Dizer o (in)dizível: futebol e racismo

Dizer o (in)dizível: futebol e racismo

racismo

O presente artigo visa dissertar sobre o lugar do negro  enquanto jogador de futebol, tendo como pano de fundo  o conto Mineirinho, de Clarice Lispector (que também pode ser lido como uma crônica). O racismo fornece o sentido para que a desigualdade e o ódio racial ganhe espaço, possibilita que a relação amigo/inimigo seja estabelecida e que a violência    se dirija sempre contra os mesmos corpos.  A proposta aqui é elencar algumas semelhanças entre a realidade e a obra literária para descrever a questão racial no futebol, a invisibilidade e o preconceito que circundam a existência do ser negro.

Há muito tempo, a presença de jogadores racializados nos times de futebol, seja no Brasil, América do Sul ou Europa, alimentou a ilusão de uma democracia racial.

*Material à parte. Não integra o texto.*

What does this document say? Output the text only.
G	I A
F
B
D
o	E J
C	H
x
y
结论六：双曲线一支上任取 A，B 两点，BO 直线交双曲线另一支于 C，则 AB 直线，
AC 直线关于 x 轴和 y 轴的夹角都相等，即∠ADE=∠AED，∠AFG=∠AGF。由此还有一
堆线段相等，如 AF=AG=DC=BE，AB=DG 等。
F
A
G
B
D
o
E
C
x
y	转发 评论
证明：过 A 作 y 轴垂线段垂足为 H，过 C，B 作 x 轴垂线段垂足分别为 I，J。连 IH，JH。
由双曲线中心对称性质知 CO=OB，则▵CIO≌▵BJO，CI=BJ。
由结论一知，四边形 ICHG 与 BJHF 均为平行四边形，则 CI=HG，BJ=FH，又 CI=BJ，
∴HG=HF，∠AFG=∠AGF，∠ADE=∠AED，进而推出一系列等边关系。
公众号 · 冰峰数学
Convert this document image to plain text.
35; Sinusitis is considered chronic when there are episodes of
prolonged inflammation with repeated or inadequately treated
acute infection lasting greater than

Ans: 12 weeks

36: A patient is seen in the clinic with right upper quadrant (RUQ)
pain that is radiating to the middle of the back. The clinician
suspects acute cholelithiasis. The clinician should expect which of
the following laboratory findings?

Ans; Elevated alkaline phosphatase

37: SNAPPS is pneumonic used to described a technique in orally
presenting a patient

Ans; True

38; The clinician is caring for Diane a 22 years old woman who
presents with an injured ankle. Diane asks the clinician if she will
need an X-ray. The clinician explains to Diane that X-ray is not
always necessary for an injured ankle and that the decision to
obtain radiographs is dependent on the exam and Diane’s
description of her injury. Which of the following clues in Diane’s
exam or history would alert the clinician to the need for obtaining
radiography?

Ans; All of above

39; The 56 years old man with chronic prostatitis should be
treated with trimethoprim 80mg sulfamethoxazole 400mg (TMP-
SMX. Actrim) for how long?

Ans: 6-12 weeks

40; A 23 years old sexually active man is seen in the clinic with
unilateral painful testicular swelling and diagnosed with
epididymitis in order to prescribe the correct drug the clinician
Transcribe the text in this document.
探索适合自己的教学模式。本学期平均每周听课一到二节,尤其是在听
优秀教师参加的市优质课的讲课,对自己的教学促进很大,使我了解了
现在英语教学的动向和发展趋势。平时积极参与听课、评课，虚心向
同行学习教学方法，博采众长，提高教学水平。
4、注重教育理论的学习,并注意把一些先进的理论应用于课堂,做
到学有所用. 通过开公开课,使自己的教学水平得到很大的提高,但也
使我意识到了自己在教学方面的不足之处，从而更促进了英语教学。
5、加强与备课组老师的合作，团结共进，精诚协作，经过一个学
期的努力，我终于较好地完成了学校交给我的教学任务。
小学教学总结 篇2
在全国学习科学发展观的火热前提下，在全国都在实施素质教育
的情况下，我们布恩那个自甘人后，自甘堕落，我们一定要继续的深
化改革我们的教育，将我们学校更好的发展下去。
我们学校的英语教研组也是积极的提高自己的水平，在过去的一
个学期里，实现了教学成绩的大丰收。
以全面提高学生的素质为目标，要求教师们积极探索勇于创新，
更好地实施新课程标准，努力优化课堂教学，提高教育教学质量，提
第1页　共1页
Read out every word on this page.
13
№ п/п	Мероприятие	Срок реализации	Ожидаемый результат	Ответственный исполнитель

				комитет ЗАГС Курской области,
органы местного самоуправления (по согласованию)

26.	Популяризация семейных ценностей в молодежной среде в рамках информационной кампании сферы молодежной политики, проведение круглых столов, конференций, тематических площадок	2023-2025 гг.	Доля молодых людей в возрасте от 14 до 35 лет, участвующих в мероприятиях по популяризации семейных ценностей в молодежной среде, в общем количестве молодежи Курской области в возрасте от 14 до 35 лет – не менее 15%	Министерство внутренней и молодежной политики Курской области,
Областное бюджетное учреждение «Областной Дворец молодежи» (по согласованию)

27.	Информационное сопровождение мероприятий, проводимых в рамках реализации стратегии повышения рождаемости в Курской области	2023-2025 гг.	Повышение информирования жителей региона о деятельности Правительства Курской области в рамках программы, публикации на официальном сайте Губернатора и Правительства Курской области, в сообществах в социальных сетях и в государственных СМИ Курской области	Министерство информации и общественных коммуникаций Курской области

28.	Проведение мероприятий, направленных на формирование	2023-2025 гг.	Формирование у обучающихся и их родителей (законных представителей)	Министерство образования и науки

Entretanto, por trás dessa suposta igualdade persiste um racismo desvelado, fortalecido e perpetuado por dinâmicas ofensivas. Nos campos de futebol, os atletas negros são frequentemente alvos de ofensas raciais por parte dos torcedores ou até mesmo de seus próprios colegas.

Os torcedores decidem quem será alvo dos seus ataques, em uma criação ficcional de um inimigo que, ao fazer um gol, desperta a ira, sem cerimônias nem velamentos. Dessa forma, muitos “mineirinhos” são chamados de macacos, numa triagem de vítimas que leva em consideração a cor da pele, a quantidade de gols e a frustação pela derrota imposta. Para melhor compreensão dessas constatações, retomamos a crônica Mineirinho, de Clarice Lispector inspirada na história real de José Rosa de Miranda, conhecido como Mineirinho, morto a tiros pela polícia carioca em maio de 1962. Mais precisamente, foram “13 tiros de metralhadora em várias partes do corpo três deles nas costas e quatro no pescoço” (JORNAL RECOMEÇO, 2008). Mineirinho, “foi mais um desses chamados ‘bandidos’, transformados pela imprensa marrom no inimigo público número um. Para os moradores do morro, Mineirinho era uma versão carioca de Robin Hood. Sua morte com 13 tiros foi noticiada com estardalhaço.” (JORNAL RECOMEÇO, 2008). A crônica de Clarice Lispector é narrada sob a perspectiva de alguém pertencente a uma classe social mais abastada, visto que o diálogo inicial é travado entre a narradora-personagem e sua cozinheira, já indicando abismo socioeconômico existente entre elas. “Perguntei a minha cozinheira o que pensava sobre o assunto.” (LISPECTOR, 1999, p. 123). A crônica fornece o substrato necessário para o início de nossa análise, pois em poucas linhas descreve como funciona a teoria da necropolítica, desenvolvida por Achille Mbembe (2018), e o imaginário de medo criado para justificá-la, Lispector descreve o mal-estar que se instaura no rosto da empregada diante da indagação, que mais tarde se reflete na própria narradora, no horror da constatação de tamanha brutalidade cometida contra Mineirinho. No futebol, o primeiro gol assusta e revela como todos são parte disso, não sendo necessário chegar aos 13 para se provar a violência.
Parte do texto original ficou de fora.